Holly liked to think she was strong.  She liked to do work-outs and lift weights, to use the machines at the gym, to train, to run – but it turned out that was taking care of oneself, just oiling the machinery, not muscle-power or will-power.  Calming morning yoga (she agreed with George on that) or a reflective walk at night on the beach – that was what she needed.  Everything needed to calm down, and all her energy was put into de-ionizing her environment so that it could hold her without hurting her.

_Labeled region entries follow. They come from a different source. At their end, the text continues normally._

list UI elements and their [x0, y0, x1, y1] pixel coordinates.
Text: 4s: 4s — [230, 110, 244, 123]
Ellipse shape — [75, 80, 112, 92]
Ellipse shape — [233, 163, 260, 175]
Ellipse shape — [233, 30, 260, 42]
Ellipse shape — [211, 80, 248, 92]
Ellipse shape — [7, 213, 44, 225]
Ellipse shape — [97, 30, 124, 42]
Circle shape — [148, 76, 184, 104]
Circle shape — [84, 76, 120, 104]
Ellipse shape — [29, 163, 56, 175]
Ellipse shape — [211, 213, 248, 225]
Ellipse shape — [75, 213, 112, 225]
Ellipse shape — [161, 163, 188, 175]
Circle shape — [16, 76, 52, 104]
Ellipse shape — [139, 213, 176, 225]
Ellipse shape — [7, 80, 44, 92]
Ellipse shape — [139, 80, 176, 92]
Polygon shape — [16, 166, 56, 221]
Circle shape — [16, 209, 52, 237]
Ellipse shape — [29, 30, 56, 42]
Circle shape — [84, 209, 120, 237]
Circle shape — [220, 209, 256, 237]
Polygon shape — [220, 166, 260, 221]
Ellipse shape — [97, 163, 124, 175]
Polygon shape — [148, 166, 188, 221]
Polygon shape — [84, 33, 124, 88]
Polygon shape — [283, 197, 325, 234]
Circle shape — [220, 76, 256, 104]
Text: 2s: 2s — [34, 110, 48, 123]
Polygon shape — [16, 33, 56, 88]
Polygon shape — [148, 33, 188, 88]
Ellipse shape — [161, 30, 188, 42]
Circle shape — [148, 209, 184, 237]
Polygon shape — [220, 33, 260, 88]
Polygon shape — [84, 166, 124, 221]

She really admired people who didn’t need to or couldn’t do this, such as Lucy.  At her very first meeting with Lockwood, the boy had enthusiastically paraded the girl’s accomplishments, her apparent fearlessness, her power, her fortitude.  Holly had – her face impassive in the moment – reflected that Lucy sounded exactly like what she should have been in her group situation at Rotwell: someone who could save her team-mates, save herself, instead of huddling in a corner, crying, not knowing what to do, not finding the strength or improvisational powers to move, for God’s sake.  Lucy was much younger than Holly, but Holly daydreamed about confiding in Lucy about her rooftop experience, all her teammates’ dying, her trauma, her quaking fear, her inability to hold the past back from the present.

Lucy’s surliness had proved her to be too much an unaware teen to realize how much Holly was suffering.  Whenever Holly tried to be included in group activities with the Portland Row family, all of a sudden, something was wrong, and Holly knew it was her.  She didn’t belong in the family piece.  She belonged in the business piece, and that was because she was aware. She was mature.  She was a grown-up.  She didn’t need to reach out to Lucy; what she really needed was to get on with her own life, stoically accept the diffidence she felt whenever Lucy insulted her and Lockwood was bewildered – George, she felt, could hold his own and knew, as she did, that Lockwood and Lucy had an energy between them that would threaten any group dynamic – and focus on what she could control. 

Do her own thing. Be herself.  Do what little she could for these poor children during business hours.